Sie liebt mich, sie liebt mich nicht…
Kapstadt, oder wie es noch schöner klang, Cape Town! Dieser Name war wie Musik in Roberts Ohren. Die Stadt, von der Millionen Menschen behaupten, eine der schönsten der Welt zu sein. Allzu viel hatte er bisher noch nicht von ihr gesehen, kam er am Abend zuvor doch recht spät in seiner Unterkunft an. Genauer gesagt in seinem B&B, denn er bevorzugte eine private, persönliche Unterbringung.
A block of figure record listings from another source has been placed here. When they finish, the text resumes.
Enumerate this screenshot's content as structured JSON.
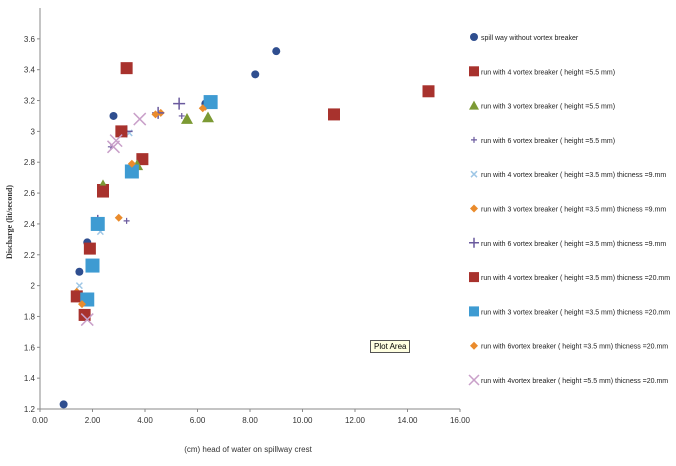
{
  "tooltip": "Plot Area",
  "colors": {
    "blue": "#2f4e8f",
    "red": "#a8322d",
    "green": "#7c9a34",
    "purple": "#6a5a9e",
    "teal": "#3e9bd2",
    "orange": "#ea8b2c",
    "lightblue": "#9fc7e6",
    "pink": "#c9a0c9"
  },
  "chart_data": {
    "type": "scatter",
    "xlabel": "(cm) head of water on spillway crest",
    "ylabel": "Discharge (lit/second)",
    "xlim": [
      0,
      16
    ],
    "ylim": [
      1.2,
      3.8
    ],
    "x_ticks": [
      "0.00",
      "2.00",
      "4.00",
      "6.00",
      "8.00",
      "10.00",
      "12.00",
      "14.00",
      "16.00"
    ],
    "y_ticks": [
      "1.2",
      "1.4",
      "1.6",
      "1.8",
      "2",
      "2.2",
      "2.4",
      "2.6",
      "2.8",
      "3",
      "3.2",
      "3.4",
      "3.6"
    ],
    "grid": false,
    "legend_position": "right",
    "series": [
      {
        "name": "spill way without vortex breaker",
        "marker": "circle",
        "color": "blue",
        "size": 4,
        "points": [
          [
            0.9,
            1.23
          ],
          [
            1.5,
            2.09
          ],
          [
            1.8,
            2.28
          ],
          [
            2.8,
            3.1
          ],
          [
            8.2,
            3.37
          ],
          [
            9.0,
            3.52
          ],
          [
            6.3,
            3.18
          ]
        ]
      },
      {
        "name": "run with 4 vortex breaker ( height =5.5 mm)",
        "marker": "square",
        "color": "red",
        "size": 6,
        "points": [
          [
            3.3,
            3.41
          ],
          [
            11.2,
            3.11
          ],
          [
            14.8,
            3.26
          ],
          [
            2.4,
            2.62
          ],
          [
            3.9,
            2.82
          ],
          [
            1.9,
            2.24
          ]
        ]
      },
      {
        "name": "run with 3 vortex breaker ( height =5.5 mm)",
        "marker": "triangle",
        "color": "green",
        "size": 6,
        "points": [
          [
            5.6,
            3.08
          ],
          [
            6.4,
            3.09
          ],
          [
            2.4,
            2.65
          ],
          [
            3.7,
            2.78
          ]
        ]
      },
      {
        "name": "run with 6 vortex breaker ( height =5.5 mm)",
        "marker": "cross",
        "color": "purple",
        "size": 3,
        "points": [
          [
            1.6,
            1.95
          ],
          [
            2.7,
            2.9
          ],
          [
            3.3,
            2.42
          ],
          [
            5.4,
            3.1
          ]
        ]
      },
      {
        "name": "run with 4 vortex breaker ( height =3.5 mm) thicness =9.mm",
        "marker": "x",
        "color": "lightblue",
        "size": 3,
        "points": [
          [
            1.5,
            2.0
          ],
          [
            2.3,
            2.35
          ],
          [
            3.4,
            2.99
          ]
        ]
      },
      {
        "name": "run with 3 vortex breaker ( height =3.5 mm) thicness =9.mm",
        "marker": "diamond",
        "color": "orange",
        "size": 4,
        "points": [
          [
            1.4,
            1.96
          ],
          [
            3.0,
            2.44
          ],
          [
            4.6,
            3.12
          ],
          [
            6.3,
            3.16
          ]
        ]
      },
      {
        "name": "run with 6 vortex breaker ( height =3.5 mm) thicness =9.mm",
        "marker": "plus",
        "color": "purple",
        "size": 6,
        "points": [
          [
            5.3,
            3.18
          ],
          [
            4.5,
            3.12
          ],
          [
            3.3,
            3.0
          ],
          [
            2.2,
            2.42
          ]
        ]
      },
      {
        "name": "run with 4 vortex breaker ( height =3.5 mm) thicness =20.mm",
        "marker": "square",
        "color": "red",
        "size": 6,
        "points": [
          [
            1.4,
            1.93
          ],
          [
            1.7,
            1.81
          ],
          [
            3.1,
            3.0
          ],
          [
            2.4,
            2.61
          ]
        ]
      },
      {
        "name": "run with 3 vortex breaker ( height =3.5 mm) thicness =20.mm",
        "marker": "square",
        "color": "teal",
        "size": 7,
        "points": [
          [
            1.8,
            1.91
          ],
          [
            2.0,
            2.13
          ],
          [
            2.2,
            2.4
          ],
          [
            3.5,
            2.74
          ],
          [
            6.5,
            3.19
          ]
        ]
      },
      {
        "name": "run with 6vortex breaker ( height =3.5 mm) thicness =20.mm",
        "marker": "diamond",
        "color": "orange",
        "size": 4,
        "points": [
          [
            1.6,
            1.88
          ],
          [
            3.5,
            2.79
          ],
          [
            4.4,
            3.11
          ],
          [
            6.2,
            3.15
          ]
        ]
      },
      {
        "name": "run with 4vortex breaker ( height =5.5 mm) thicness =20.mm",
        "marker": "x",
        "color": "pink",
        "size": 6,
        "points": [
          [
            1.8,
            1.78
          ],
          [
            2.8,
            2.9
          ],
          [
            3.8,
            3.08
          ],
          [
            2.9,
            2.94
          ]
        ]
      }
    ]
  }
}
„Das ist doch hundertmal besser, als irgend so ein anonymes Hotel!“, so seine Meinung.
Robert versprach sich damit, intensiveren Kontakt zu der hiesigen Bevölkerung zu bekommen. Im Hotel wäre er doch nur eine Nummer unter vielen gewesen. Alles, was er dort über Kapstadt erfahren hätte, wäre nur von großen Unternehmen gewesen, die es sich leisten konnten ihre Werbung im großen Stil zu verbreiten. Ganz wichtig war nämlich für Robert, möglichst viele persönliche Kontakte zu bekommen, um das neu Erlernte aus der Schule in die alltägliche Praxis umzusetzen. Wenn schon die Schulbank drücken, dann auch richtig, so sagte er sich. Abgesehen davon war es auch gar nicht so verkehrt, seine eigene Firma zu bewerben, denn das Klappern gehörte schließlich zum Handwerk.